In a statement, Swiss-based Saga said that, instead of an initial coin offering (ICO), the project is being financed by a USD 30 million seed round, supported by accredited investors, VC’s and hedge funds, including Mangrove Capital Partners, Lightspeed Venture Partners, the Singulariteam Technology Group and Initial Capital.
The non-profit also stated that the currency is designed with a tamed volatility mechanism, to set the ground for it to become a store of value and a medium of exchange. For this reason, Saga is backed by a variable fractional reserve that is anchored to the IMF’s SDR – an international reserve asset, created by the IMF in 1969 to supplement its member countries’ official reserves.
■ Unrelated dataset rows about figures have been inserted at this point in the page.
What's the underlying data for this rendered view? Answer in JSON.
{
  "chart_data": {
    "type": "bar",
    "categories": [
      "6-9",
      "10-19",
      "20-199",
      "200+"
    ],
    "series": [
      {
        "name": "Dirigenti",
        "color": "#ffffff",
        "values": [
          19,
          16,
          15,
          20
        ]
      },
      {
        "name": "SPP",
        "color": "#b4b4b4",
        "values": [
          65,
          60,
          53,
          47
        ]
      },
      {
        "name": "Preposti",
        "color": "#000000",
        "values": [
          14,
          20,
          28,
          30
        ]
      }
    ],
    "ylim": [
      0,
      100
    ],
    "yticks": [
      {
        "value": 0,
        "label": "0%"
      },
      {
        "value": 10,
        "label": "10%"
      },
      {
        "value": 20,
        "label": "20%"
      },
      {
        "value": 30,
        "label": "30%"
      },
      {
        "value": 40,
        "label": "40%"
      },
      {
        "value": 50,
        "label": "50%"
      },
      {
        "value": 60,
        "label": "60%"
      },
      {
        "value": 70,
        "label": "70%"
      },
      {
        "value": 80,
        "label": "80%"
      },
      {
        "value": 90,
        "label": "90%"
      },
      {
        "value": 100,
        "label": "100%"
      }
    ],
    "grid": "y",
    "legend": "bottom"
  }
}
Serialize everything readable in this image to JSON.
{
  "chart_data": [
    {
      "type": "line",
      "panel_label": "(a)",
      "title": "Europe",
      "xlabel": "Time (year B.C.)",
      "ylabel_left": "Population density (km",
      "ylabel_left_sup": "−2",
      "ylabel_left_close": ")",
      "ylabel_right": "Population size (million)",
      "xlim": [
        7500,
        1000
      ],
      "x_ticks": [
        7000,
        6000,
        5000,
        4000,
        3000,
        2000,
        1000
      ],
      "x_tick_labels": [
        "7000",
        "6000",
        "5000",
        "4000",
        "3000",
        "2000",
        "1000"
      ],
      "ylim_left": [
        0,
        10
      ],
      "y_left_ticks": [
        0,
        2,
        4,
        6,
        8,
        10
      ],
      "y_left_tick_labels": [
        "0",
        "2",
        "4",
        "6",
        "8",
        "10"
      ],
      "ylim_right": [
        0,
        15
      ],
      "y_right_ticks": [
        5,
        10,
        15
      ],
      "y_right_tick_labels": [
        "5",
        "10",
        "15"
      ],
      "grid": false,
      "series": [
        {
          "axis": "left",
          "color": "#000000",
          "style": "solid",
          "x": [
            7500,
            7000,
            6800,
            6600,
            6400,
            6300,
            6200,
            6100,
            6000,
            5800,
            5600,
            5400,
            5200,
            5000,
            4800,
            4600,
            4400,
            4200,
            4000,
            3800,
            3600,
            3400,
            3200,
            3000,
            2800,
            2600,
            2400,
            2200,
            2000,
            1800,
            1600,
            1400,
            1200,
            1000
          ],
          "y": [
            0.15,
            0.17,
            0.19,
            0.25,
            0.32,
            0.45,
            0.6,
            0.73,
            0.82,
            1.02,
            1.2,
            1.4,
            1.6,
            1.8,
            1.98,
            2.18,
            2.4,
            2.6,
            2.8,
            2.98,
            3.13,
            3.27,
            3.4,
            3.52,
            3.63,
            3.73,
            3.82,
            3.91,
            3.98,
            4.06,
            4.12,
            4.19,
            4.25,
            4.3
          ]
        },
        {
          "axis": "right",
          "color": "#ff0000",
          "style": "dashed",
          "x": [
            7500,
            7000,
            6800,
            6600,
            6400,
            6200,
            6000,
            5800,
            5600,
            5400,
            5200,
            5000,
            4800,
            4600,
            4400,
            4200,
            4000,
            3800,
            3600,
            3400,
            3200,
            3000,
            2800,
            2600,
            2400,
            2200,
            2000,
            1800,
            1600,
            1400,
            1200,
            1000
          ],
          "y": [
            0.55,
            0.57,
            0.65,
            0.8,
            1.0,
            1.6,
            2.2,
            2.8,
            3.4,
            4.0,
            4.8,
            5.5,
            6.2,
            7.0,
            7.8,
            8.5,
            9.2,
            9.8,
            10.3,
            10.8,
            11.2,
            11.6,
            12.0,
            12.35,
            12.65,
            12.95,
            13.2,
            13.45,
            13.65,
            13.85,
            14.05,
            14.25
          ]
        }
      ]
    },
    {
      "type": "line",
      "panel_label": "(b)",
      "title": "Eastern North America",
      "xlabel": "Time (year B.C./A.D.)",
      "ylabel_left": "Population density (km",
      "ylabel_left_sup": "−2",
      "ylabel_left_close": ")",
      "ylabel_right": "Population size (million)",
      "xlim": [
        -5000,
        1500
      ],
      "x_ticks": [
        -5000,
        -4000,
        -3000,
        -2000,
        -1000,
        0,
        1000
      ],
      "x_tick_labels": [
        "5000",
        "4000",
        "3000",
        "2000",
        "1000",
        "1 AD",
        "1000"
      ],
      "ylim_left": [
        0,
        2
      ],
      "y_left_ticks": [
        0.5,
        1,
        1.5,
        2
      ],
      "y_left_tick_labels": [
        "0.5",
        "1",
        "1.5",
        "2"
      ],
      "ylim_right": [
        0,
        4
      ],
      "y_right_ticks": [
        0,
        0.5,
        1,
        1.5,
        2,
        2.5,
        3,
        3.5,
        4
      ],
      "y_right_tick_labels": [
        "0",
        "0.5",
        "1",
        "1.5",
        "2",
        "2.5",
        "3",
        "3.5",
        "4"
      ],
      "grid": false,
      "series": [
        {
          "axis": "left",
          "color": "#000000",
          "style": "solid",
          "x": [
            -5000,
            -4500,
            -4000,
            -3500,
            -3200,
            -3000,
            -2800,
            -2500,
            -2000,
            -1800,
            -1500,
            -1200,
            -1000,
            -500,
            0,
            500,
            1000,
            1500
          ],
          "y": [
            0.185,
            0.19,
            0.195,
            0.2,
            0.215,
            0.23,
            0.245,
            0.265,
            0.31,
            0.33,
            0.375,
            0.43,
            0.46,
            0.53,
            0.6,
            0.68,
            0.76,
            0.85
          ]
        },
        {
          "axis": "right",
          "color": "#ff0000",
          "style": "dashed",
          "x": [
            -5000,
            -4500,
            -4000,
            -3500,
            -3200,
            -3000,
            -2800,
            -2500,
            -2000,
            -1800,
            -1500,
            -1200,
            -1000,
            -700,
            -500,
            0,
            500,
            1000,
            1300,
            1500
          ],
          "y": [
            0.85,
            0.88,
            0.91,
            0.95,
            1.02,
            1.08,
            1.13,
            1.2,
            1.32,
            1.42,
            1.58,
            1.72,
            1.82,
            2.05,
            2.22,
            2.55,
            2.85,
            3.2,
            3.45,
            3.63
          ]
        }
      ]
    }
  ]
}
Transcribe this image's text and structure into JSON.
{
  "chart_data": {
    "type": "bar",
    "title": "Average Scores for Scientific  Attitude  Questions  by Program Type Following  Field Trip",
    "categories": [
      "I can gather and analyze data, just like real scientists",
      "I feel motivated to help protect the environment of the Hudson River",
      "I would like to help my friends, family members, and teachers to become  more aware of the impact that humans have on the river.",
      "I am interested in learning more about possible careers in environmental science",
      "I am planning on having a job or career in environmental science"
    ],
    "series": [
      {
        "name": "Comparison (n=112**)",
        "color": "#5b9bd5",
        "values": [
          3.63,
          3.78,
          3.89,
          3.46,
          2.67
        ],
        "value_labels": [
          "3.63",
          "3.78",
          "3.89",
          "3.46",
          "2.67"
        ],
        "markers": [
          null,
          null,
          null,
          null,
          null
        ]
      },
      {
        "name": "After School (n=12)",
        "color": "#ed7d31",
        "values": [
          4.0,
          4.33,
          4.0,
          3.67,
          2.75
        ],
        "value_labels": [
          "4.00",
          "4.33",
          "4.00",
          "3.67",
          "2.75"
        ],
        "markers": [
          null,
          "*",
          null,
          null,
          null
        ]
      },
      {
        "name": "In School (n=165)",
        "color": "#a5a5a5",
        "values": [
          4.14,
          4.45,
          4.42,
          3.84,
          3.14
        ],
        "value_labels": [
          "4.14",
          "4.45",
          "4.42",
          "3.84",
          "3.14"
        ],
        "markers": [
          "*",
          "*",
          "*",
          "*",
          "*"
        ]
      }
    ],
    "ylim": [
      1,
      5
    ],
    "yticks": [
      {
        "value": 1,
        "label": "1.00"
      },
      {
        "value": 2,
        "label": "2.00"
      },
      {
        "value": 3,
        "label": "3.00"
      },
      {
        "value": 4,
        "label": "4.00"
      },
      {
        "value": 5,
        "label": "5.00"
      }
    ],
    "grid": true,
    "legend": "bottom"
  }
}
These reserves will be deposited with regulated banks through algorithms in the underlying Smart Contract System, according to the statement.
Saga holders must satisfy full KYC (Know Your Customer) qualification and AML (Anti Money Laundering) requirements under Swiss law, resolving, according to the non-profit, concerns about participant accountability, an issue that is generally raised regarding cryptographic currencies.
Project advisor, Jacob Frenkel, the Israeli economist and chairman of JP Morgan Chase International and the G30 stated: “While Blockchain technologies have gained growing acceptance, encryptic currencies have raised public policy concerns, since they are anonymous, unbacked, and are highly volatile. I share these concerns and see great value in Saga’s vision to address them properly.”